No one can tell the story but you. I’m so happy you choose to.
“Who is your favorite author?”
“It’s probably either Douglas Adams or Ray Bradbury. Two insightful men with beautiful precision of language, and Douglas Adams managed to be funny with it.”
“What inspired you to write for the first time?”
“As a small child, I read everything I could lay my hands on. It seemed a natural progression to start writing stories on my dad’s computer. I still have four “books” from that time – computer printouts bound into coloured plastic folders – full of my old stories in various genres. It’s fascinating to see how a five-year-old writes science fiction, for example, and what she believes is important. I wish I could recall what I’d actually been reading at that time. Anyway, I can’t remember a time when I wasn’t making things up.”
That would be a great thing to have made into a hard back book on one of the publishing websites and share with the kids in the family.
“What keeps you coming back to writing?”
“It helps me keep track of myself – what I think, experience and believe. Once I actually get started, the page of text is very forgiving. It keeps a record of all the thoughts and ideas which would otherwise be lost to the amnesia I live with.”
That’s awesome that you found such a profound use for writing. That should be recommended to anyone with memory loss.
“If you could say anything to your fans, what would it be?”
“Be sure of what you want, and what you believe. Examine it with logic and compare all the evidence before you commit yourself. Then never let anyone take it away.
Also, eat proper food and explore the natural world more. They’re both fun and good for you.”
I can second that advice. Too many people in the world saying someone can’t do something. It’s amazing what good healthy food will do for one’s mood and energy.
“What is the first book you’ve ever read that pulled you into its world?”
“I can’t remember the first, but I was mesmerized by The Crimson Petal And The White. The daring, immersive use of language and metaphor grabbed me from the start, mingled with the historical knowledge and psychological detail. It helped that the book is about the adventures of a highly intelligent prostitute in Victorian London.”
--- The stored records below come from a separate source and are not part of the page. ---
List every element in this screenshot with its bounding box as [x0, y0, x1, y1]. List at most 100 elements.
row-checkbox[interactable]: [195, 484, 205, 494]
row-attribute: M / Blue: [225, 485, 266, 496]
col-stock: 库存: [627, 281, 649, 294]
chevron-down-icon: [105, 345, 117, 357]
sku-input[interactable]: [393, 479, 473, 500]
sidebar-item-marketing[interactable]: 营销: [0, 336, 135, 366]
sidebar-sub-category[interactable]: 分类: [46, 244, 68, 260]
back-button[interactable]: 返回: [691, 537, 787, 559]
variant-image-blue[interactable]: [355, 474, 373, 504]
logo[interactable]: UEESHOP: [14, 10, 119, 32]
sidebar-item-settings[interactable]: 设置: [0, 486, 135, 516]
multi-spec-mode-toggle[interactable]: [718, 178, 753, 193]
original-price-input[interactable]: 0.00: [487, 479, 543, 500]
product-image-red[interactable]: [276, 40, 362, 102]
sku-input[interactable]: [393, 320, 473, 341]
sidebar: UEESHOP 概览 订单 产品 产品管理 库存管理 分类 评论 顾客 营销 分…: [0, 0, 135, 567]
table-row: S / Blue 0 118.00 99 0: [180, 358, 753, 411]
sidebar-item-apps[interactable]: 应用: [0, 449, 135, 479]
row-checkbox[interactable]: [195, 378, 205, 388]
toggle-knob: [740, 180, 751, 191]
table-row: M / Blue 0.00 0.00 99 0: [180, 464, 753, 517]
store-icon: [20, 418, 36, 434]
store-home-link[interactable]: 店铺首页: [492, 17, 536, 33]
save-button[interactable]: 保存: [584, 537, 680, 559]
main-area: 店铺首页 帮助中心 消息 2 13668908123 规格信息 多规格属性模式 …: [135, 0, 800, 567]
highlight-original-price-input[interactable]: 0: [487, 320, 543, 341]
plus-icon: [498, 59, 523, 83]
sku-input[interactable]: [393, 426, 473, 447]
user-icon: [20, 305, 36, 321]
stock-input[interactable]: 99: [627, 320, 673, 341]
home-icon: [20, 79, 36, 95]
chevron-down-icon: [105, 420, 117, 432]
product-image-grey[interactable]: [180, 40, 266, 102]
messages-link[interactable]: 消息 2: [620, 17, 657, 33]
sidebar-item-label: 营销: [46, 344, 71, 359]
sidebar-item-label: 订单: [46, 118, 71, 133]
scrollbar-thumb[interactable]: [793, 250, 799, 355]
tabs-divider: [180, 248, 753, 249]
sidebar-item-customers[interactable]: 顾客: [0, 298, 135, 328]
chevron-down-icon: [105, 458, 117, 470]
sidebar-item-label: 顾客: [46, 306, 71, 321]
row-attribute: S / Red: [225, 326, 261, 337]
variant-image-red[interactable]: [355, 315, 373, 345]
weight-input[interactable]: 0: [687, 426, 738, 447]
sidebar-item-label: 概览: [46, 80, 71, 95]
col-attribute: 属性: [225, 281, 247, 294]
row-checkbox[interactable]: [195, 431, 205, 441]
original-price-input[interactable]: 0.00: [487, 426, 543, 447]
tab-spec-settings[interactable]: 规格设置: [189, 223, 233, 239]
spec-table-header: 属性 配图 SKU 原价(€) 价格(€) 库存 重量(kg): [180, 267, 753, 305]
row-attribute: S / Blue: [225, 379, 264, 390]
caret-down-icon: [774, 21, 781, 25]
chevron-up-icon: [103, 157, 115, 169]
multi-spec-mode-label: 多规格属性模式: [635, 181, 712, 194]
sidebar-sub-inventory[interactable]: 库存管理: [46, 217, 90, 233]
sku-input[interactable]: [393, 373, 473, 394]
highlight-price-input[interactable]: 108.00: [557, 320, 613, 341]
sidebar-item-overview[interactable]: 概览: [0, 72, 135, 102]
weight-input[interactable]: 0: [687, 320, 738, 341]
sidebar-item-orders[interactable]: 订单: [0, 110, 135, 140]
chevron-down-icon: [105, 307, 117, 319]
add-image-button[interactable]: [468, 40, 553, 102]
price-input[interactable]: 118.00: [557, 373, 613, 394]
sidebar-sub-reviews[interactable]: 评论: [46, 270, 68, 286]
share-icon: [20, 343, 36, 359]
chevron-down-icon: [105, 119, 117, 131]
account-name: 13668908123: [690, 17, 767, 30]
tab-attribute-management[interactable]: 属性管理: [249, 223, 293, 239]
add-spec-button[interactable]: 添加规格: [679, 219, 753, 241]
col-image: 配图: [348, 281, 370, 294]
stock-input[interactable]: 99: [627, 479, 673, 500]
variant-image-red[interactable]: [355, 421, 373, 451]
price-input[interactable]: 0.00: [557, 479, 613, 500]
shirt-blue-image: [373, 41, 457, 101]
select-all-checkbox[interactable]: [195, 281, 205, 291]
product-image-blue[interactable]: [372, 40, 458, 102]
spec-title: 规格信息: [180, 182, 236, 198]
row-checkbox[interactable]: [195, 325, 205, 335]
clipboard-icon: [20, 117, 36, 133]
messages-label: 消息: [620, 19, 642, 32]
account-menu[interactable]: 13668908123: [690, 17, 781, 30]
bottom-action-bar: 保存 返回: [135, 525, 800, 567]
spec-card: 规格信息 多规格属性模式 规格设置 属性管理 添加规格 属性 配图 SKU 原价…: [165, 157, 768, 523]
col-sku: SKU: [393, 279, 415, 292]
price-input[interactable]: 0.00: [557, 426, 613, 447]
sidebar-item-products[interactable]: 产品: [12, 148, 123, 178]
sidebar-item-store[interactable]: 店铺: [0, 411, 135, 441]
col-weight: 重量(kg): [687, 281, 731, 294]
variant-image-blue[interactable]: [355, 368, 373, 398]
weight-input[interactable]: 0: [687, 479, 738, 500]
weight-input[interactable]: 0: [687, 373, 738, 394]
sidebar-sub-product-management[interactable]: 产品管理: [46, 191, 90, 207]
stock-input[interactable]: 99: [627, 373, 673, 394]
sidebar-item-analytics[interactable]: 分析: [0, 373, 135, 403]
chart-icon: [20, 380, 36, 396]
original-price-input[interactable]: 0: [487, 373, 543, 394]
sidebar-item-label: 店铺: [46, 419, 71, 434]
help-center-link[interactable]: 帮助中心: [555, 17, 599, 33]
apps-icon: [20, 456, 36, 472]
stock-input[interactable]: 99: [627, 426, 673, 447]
That’s going on my reading list. Sounds intriguing.
“What would you say to future authors you might inspire?”
“Be both structured and chaotic, rational and emotional. I know it’s hard. That’s kind of the point.”
Thank you Lia. That was very insightful and inspiring.
If you wish to find Lia, her links are listed below. Thank you for reading, as always.
Email: Lia at FreeYourWords.com
I’ve gotten the chance to read a few chapters since she sent this to me and it’s a wonderfully poetic work. Lia Rees has a wonderful talent when using words to describe the impossible.